## Wednesday, December 30, 2009

### Stopping distance puzzle.

Here is a quick puzzle. It is pretty easy so you might try computing the answer in your head. Suppose you are driving at 60 mph and apply the brakes. Suppose you can brake with a force of 1g. How far will you travel before stopping? For this puzzle assume 1g = 32 ft/(sec)/(sec).

Added note: As discussed in the comments I was a bit sloppy when I said "brake with a force of 1g". What I meant of course was brake so as to produce a deceleration of 1g. See this wikipedia article for much more about this common misnomer.

1. Seems like 121ft, but just in case i made a mistake let us take a safe bet and ask a [ put a name of dem. senator of your choice here ] to please stand at 60ft or less.

2. I got 242 feet, which suggests one of us dropped a factor of two. Most likely me.

And converting from miles per hour to feet per second took this way out of the realm of things I am at all likely to do in my head -- nothing that needed a calculator, but way too many steps to keep straight without paper.

3. Oh, whoops, I never did the 1/2 part of the KE formula. Yeah, 121 feet is right.

4. Wait -- does the problem work? I was blithely thinking that the mass of the car can't matter, because if it did, it'd be given, so I left it at 1; 121 feet is the stopping time for a car massing one slug, if I remember the English unit of mass correctly.

But a heavier car is going to have more KE, and there's nothing about the E=Fd formula that allows us to ignore that. So the answer is 121 feet x (the mass of the car in slugs), if I've got it straight.

5. The mass does not enter the calculations. Although the term "force" may be misleading here - it is really an acceleration (g). Once you know the deceleration, the mass becomes irrelevant (it is the brakes that need to provide the force -- a function of mass -- to deliver the deceleration).

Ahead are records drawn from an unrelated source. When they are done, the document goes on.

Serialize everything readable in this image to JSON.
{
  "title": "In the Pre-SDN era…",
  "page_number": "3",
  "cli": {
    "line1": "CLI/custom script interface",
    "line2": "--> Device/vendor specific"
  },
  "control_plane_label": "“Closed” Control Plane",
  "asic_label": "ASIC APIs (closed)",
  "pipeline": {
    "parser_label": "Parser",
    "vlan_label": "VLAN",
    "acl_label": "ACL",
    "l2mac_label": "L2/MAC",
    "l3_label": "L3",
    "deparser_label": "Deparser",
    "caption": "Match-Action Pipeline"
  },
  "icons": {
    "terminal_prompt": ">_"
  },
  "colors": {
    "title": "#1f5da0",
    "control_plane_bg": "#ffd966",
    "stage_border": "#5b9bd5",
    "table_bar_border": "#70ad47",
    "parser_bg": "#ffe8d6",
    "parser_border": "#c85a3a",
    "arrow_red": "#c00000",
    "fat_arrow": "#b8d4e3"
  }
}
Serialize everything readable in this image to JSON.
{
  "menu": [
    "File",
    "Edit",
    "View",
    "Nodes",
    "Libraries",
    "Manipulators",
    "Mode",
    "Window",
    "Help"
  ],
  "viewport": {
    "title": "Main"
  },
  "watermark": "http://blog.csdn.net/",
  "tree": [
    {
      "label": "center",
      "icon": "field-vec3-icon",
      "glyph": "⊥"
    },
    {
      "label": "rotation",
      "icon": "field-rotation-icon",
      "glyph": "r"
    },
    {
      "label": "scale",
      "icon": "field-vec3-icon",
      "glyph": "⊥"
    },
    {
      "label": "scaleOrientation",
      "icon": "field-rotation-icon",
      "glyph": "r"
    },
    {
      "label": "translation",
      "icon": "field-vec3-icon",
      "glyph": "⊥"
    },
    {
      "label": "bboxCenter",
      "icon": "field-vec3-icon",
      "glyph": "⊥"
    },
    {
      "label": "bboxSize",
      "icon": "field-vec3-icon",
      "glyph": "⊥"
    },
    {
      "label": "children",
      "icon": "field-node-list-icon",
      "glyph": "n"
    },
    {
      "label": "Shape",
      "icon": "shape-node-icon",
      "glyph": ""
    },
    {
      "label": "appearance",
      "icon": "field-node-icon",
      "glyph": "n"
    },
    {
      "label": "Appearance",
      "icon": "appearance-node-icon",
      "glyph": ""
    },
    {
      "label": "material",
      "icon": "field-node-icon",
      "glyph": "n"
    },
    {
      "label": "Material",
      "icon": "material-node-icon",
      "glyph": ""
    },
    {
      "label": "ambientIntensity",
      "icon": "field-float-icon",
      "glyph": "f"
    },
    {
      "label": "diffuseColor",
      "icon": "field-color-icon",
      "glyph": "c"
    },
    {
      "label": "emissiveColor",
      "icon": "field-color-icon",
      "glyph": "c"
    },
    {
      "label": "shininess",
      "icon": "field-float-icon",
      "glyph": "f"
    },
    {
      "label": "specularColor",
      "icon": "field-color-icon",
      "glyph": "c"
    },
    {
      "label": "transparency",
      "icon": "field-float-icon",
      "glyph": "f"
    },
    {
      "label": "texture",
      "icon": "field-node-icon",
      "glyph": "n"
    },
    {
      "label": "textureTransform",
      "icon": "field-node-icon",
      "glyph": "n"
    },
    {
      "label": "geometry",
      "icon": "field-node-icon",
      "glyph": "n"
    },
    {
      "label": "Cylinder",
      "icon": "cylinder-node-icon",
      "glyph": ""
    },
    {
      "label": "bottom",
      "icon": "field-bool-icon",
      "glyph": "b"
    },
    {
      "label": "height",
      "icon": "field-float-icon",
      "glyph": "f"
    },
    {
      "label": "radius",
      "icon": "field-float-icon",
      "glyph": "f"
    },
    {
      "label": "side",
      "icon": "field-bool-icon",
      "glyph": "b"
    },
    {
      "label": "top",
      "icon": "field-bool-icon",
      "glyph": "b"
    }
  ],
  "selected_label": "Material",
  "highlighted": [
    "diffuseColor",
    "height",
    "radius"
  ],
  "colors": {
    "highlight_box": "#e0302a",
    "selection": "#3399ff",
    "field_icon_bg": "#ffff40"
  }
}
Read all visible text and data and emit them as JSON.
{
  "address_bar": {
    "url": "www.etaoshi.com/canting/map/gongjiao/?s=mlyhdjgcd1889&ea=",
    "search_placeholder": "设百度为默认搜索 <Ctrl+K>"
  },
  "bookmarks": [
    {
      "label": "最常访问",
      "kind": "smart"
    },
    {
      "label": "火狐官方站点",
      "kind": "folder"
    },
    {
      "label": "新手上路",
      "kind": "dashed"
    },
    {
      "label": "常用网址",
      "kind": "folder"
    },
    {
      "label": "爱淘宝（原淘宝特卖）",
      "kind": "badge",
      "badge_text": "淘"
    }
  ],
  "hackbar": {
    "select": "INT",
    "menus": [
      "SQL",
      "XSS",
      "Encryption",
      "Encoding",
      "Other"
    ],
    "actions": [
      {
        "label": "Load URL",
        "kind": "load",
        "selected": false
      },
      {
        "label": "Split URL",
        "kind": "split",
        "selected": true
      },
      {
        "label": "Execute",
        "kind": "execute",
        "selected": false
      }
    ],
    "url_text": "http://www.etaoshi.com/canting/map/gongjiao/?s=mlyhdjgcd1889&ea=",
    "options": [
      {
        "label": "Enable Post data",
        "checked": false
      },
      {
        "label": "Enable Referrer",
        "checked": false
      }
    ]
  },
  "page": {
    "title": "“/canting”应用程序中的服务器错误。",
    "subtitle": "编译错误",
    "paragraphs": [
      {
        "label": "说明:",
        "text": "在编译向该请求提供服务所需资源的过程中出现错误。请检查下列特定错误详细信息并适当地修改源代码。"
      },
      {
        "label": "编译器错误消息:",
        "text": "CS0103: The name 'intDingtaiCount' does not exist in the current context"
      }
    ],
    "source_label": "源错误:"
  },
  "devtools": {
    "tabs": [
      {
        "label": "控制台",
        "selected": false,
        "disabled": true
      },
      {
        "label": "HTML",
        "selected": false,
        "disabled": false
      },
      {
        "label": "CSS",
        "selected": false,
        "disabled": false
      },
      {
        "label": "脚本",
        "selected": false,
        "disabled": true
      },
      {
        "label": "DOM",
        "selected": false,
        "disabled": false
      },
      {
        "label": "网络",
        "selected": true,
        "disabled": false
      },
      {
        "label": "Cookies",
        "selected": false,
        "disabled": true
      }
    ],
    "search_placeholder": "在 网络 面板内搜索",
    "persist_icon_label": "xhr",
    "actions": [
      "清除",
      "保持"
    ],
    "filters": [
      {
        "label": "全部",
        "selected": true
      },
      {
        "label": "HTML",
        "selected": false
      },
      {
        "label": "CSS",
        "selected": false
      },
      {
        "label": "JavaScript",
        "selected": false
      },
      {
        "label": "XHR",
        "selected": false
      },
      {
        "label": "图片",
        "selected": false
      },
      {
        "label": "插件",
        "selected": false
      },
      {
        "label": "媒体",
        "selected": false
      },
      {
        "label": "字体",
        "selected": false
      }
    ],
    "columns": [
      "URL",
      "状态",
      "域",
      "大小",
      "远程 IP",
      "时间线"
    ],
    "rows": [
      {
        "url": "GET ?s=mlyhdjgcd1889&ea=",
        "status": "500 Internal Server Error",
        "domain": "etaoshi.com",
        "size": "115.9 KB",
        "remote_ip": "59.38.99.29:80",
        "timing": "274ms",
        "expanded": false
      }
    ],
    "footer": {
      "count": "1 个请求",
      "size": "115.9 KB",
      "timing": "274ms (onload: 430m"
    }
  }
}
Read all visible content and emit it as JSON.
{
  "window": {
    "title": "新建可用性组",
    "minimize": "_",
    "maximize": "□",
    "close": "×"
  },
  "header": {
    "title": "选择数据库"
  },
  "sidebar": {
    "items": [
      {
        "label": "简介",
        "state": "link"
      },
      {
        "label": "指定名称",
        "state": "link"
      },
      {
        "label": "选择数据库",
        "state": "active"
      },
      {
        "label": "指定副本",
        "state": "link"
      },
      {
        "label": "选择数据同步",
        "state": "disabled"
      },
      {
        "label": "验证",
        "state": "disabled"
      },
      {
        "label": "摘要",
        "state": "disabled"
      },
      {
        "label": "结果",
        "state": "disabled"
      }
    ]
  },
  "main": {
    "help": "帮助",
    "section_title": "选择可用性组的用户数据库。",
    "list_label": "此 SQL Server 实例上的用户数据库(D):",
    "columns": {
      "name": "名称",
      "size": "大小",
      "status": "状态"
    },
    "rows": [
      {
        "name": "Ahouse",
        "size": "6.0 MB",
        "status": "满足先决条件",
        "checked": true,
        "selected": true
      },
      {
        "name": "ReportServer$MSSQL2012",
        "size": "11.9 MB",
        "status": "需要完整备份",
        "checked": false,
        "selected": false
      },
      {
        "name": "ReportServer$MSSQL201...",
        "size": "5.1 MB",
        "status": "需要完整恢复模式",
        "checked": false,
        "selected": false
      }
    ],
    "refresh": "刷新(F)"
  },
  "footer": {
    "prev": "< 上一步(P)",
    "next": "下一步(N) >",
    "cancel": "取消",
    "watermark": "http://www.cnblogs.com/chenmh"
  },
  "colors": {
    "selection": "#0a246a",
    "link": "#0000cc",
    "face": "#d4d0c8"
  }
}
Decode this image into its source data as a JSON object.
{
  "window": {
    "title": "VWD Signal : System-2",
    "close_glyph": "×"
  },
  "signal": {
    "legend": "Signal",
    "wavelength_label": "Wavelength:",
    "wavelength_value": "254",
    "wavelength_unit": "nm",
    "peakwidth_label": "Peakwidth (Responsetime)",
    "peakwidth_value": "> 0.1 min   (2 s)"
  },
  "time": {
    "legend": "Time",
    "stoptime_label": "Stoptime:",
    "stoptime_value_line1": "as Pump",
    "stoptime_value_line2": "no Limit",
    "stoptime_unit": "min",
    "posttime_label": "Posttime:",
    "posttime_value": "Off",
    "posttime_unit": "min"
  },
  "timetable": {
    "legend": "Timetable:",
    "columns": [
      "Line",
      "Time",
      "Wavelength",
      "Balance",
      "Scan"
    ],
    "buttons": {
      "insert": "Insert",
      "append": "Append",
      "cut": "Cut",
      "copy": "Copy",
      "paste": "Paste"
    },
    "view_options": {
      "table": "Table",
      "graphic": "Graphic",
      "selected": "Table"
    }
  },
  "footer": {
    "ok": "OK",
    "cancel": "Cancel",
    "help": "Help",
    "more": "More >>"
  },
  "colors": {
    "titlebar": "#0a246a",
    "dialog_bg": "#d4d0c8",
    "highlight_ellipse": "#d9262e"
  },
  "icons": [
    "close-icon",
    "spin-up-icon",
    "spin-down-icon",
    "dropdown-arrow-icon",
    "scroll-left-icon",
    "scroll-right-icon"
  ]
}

6. Regarding converting 60 miles per hour to feet per second, this is not too difficult. First note 60 mph is 1 mile per minute (as there are 60 minutes in a hour). 1 mile per minute is 5280 feet per minute (as there are 5280 feet in a mile). A minute is 60 seconds so we just have to divide 5280 by 60 to get the equivalent of 60 mph in fps. Conveniently this comes out as exactly 88 fps. Of course it helps if you have done this before and remember the result.

The remainder of the calculation is also easy, we want 88*88/(2*32) = 88*88/(8*8)=11*11=121. Not a difficult problem but I thought it was neat that the answer in feet is an integer.

7. All right, that does make sense -- I got confused by thinking that 'force' meant force, and didn't actually think about the units.

But the integral answer is, in fact, neat -- I'll have to remember this one when my kids get to high school physics.